The government is likely to file an appeal against the Cairn arbitration award contesting its sovereign rights to tax, sources said.
Cairn chief executive Simon Thomson had met Finance Secretary Ajay Bhushan Pandey on Thursday to discuss the arbitration award.
The government is likely to file an appeal against the Cairn arbitration award contesting its sovereign rights to tax, sources said. An international tribunal in December, had unanimously ruled that India violated its obligations under the UK-India Bilateral Investment Treaty in 2014, when the income tax department had slapped a Rs 10,247-crore tax assessment using legislation that gave it powers to levy taxes retrospectively.
Soon after seeking Rs 10,247 crore in taxes over alleged capital gains made by the company over a 2006-07 reorganisation of India business before its listing, the tax department seized Cairn’s residual 10 per cent stake in Cairn India.
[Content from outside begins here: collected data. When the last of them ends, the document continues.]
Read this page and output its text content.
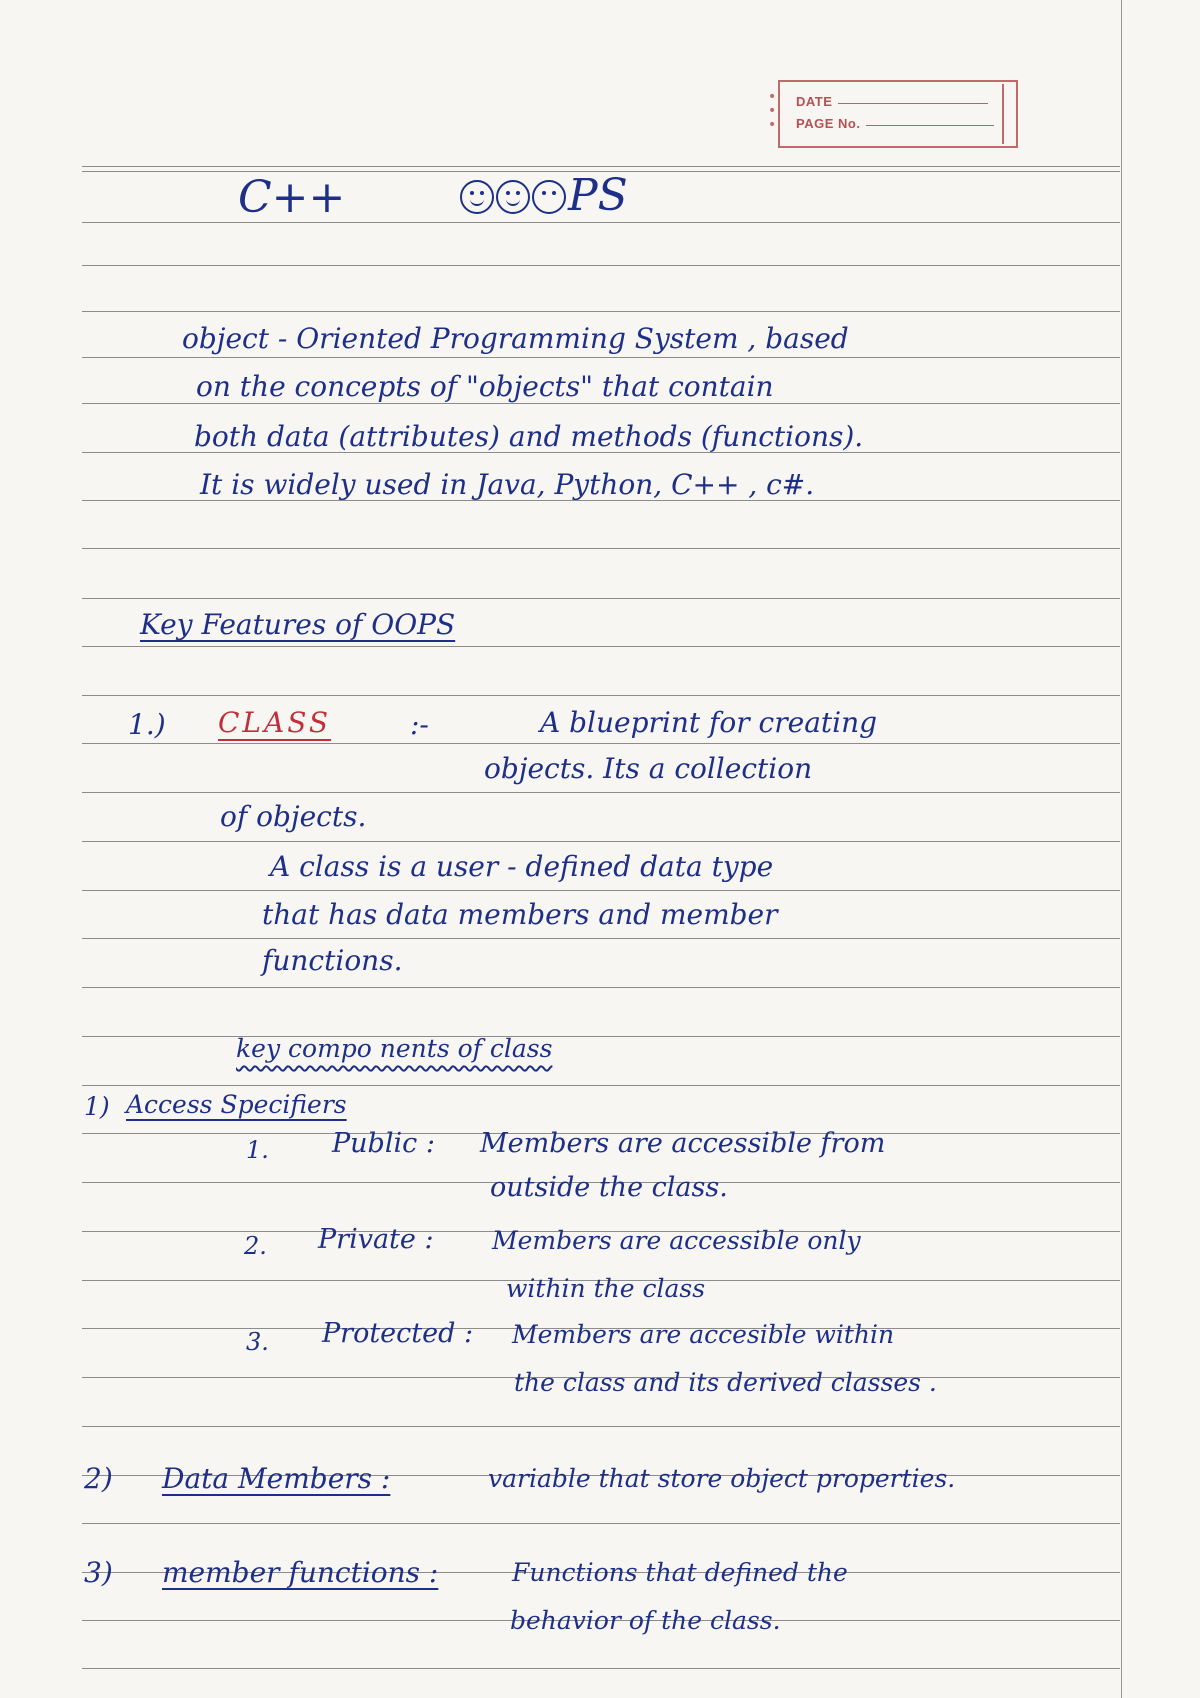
•
•
•
DATE
PAGE No.
C++	PS
object - Oriented Programming System , based
on the concepts of "objects" that contain
both data (attributes) and methods (functions).
It is widely used in Java, Python, C++ , c#.
Key Features of OOPS
1.) CLASS	:-	A blueprint for creating
objects. Its a collection
of objects.
A class is a user - defined data type
that has data members and member
functions.
key compo nents of class
1) Access Specifiers
1. Public : Members are accessible from
outside the class.
2. Private : Members are accessible only
within the class
3. Protected : Members are accesible within
the class and its derived classes .
2) Data Members :	variable that store object properties.
3) member functions :	Functions that defined the
behavior of the class.
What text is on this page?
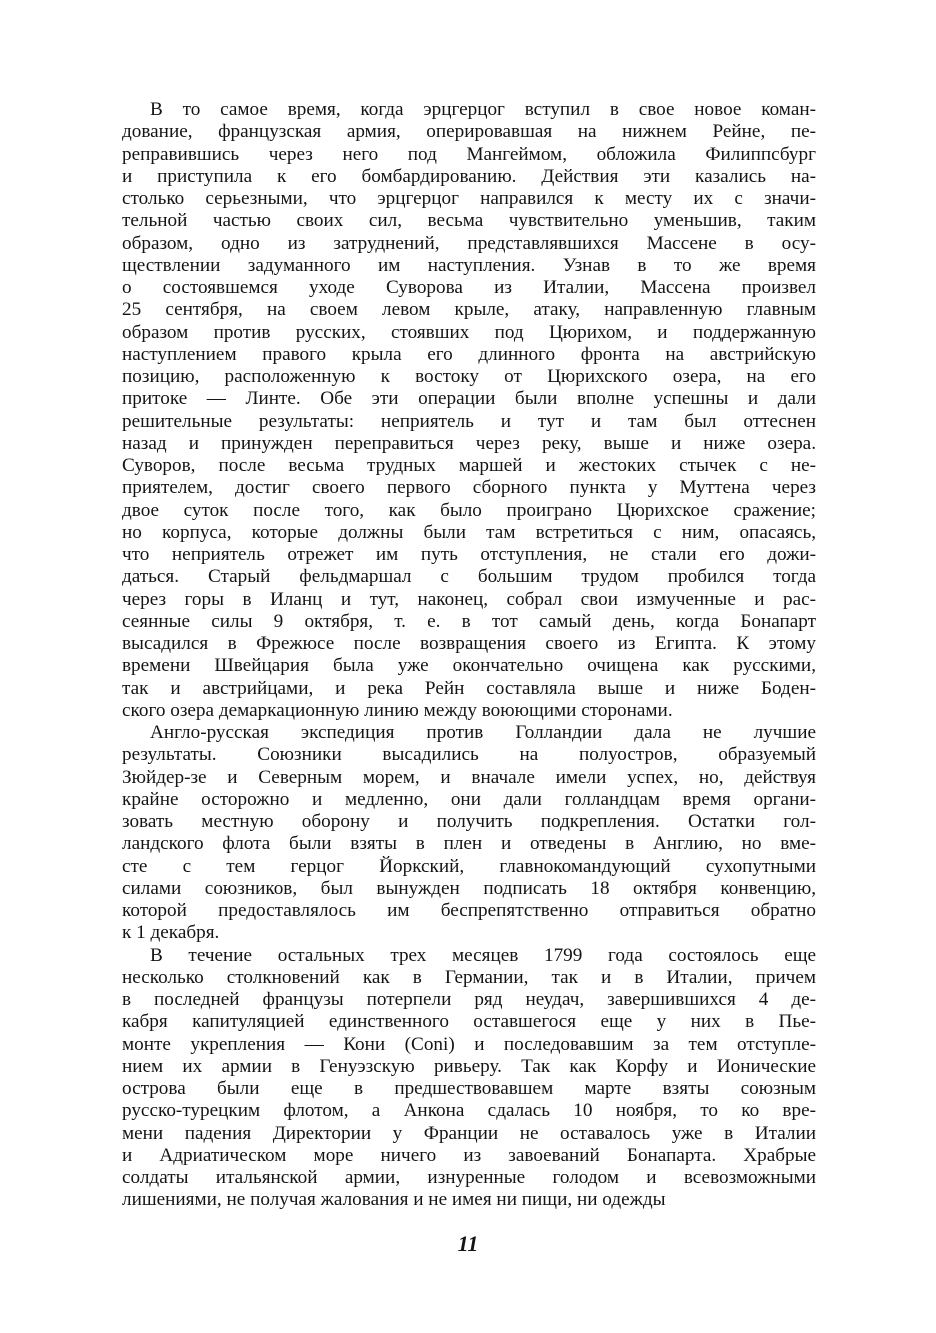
В то самое время, когда эрцгерцог вступил в свое новое коман-
дование, французская армия, оперировавшая на нижнем Рейне, пе-
реправившись через него под Мангеймом, обложила Филиппсбург
и приступила к его бомбардированию. Действия эти казались на-
столько серьезными, что эрцгерцог направился к месту их с значи-
тельной частью своих сил, весьма чувствительно уменьшив, таким
образом, одно из затруднений, представлявшихся Массене в осу-
ществлении задуманного им наступления. Узнав в то же время
о состоявшемся уходе Суворова из Италии, Массена произвел
25 сентября, на своем левом крыле, атаку, направленную главным
образом против русских, стоявших под Цюрихом, и поддержанную
наступлением правого крыла его длинного фронта на австрийскую
позицию, расположенную к востоку от Цюрихского озера, на его
притоке — Линте. Обе эти операции были вполне успешны и дали
решительные результаты: неприятель и тут и там был оттеснен
назад и принужден переправиться через реку, выше и ниже озера.
Суворов, после весьма трудных маршей и жестоких стычек с не-
приятелем, достиг своего первого сборного пункта у Муттена через
двое суток после того, как было проиграно Цюрихское сражение;
но корпуса, которые должны были там встретиться с ним, опасаясь,
что неприятель отрежет им путь отступления, не стали его дожи-
даться. Старый фельдмаршал с большим трудом пробился тогда
через горы в Иланц и тут, наконец, собрал свои измученные и рас-
сеянные силы 9 октября, т. е. в тот самый день, когда Бонапарт
высадился в Фрежюсе после возвращения своего из Египта. К этому
времени Швейцария была уже окончательно очищена как русскими,
так и австрийцами, и река Рейн составляла выше и ниже Боден-
ского озера демаркационную линию между воюющими сторонами.
Англо-русская экспедиция против Голландии дала не лучшие
результаты. Союзники высадились на полуостров, образуемый
Зюйдер-зе и Северным морем, и вначале имели успех, но, действуя
крайне осторожно и медленно, они дали голландцам время органи-
зовать местную оборону и получить подкрепления. Остатки гол-
ландского флота были взяты в плен и отведены в Англию, но вме-
сте с тем герцог Йоркский, главнокомандующий сухопутными
силами союзников, был вынужден подписать 18 октября конвенцию,
которой предоставлялось им беспрепятственно отправиться обратно
к 1 декабря.
В течение остальных трех месяцев 1799 года состоялось еще
несколько столкновений как в Германии, так и в Италии, причем
в последней французы потерпели ряд неудач, завершившихся 4 де-
кабря капитуляцией единственного оставшегося еще у них в Пье-
монте укрепления — Кони (Coni) и последовавшим за тем отступле-
нием их армии в Генуэзскую ривьеру. Так как Корфу и Ионические
острова были еще в предшествовавшем марте взяты союзным
русско-турецким флотом, а Анкона сдалась 10 ноября, то ко вре-
мени падения Директории у Франции не оставалось уже в Италии
и Адриатическом море ничего из завоеваний Бонапарта. Храбрые
солдаты итальянской армии, изнуренные голодом и всевозможными
лишениями, не получая жалования и не имея ни пищи, ни одежды
11
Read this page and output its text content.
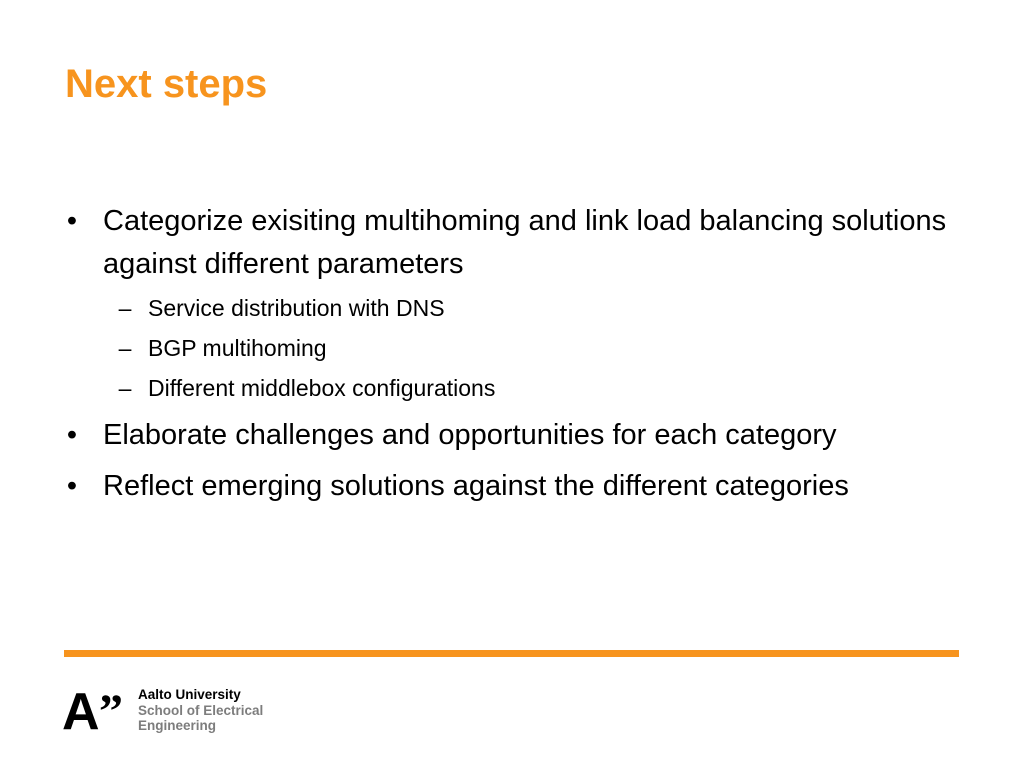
Next steps
• Categorize exisiting multihoming and link load balancing solutions against different parameters
– Service distribution with DNS
– BGP multihoming
– Different middlebox configurations
• Elaborate challenges and opportunities for each category
• Reflect emerging solutions against the different categories
A ” Aalto University
School of Electrical
Engineering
In a ruling, which Cairn had previously described as “final and binding”, the tribunal had ordered New Delhi to pay USD 1.2 billion in damages, plus interest and costs, to compensate Cairn for the shares — long sold off by the tax department — as well as confiscated dividends and withheld tax refunds. This totals to USD 1.4 billion. Its shareholders have been egging the management to take action to get the money back.
Cairn chief executive Simon Thomson had met Finance Secretary Ajay Bhushan Pandey on Thursday to discuss the arbitration award. Sources said the government is planning to file an appeal against the tribunal order and it believes the arbitration tribunal cannot question a nation’s sovereign right to tax.
Britain’s Cairn Energy plc has filed cases in the US, the UK and the Netherlands courts to register a USD 1.4 billion arbitration award it had won in a tax dispute against India, as a preparatory action in case it is not paid by the Indian government. Cairn filed a petition in a Washington DC Federal court on February 12, and followed it up with similar filings in the UK and the Netherlands courts.
Sources said the government will strongly contest other suits filed by Cairn Energy at various other international courts. Sources said any dispute resolution to be sought by Cairn will have to be within already existing laws. In a letter to the Indian government last month, Cairn had said its shareholders “expect an early resolution, failing which they will expect Cairn to pursue the award in conformity with its rights under the treaty”.
“The award can be enforced against Indian assets in numerous jurisdictions around the world for which the necessary preparations have been put in place,” it added.
The letter did not specify the assets that might be seized but it is widely speculated that the targets could include bank accounts as well as mobile and immobile property, including the assets of public sector enterprises such as state-owned Air India, but not diplomatic assets. Earlier this month, Minister of State for Finance Anurag Singh Thakur had told Lok Sabha that the Cairn arbitration award was “under consideration of the government.”
Cairn Energy had in 2011, sold Cairn India to mining billionaire Anil Agarwal’s Vedanta Group, barring a minor stake of 9.8 per cent. It wanted to sell the residual stake as well but was barred by the I-T department from doing so. The government also froze the payment of dividends by Cairn India to Cairn Energy.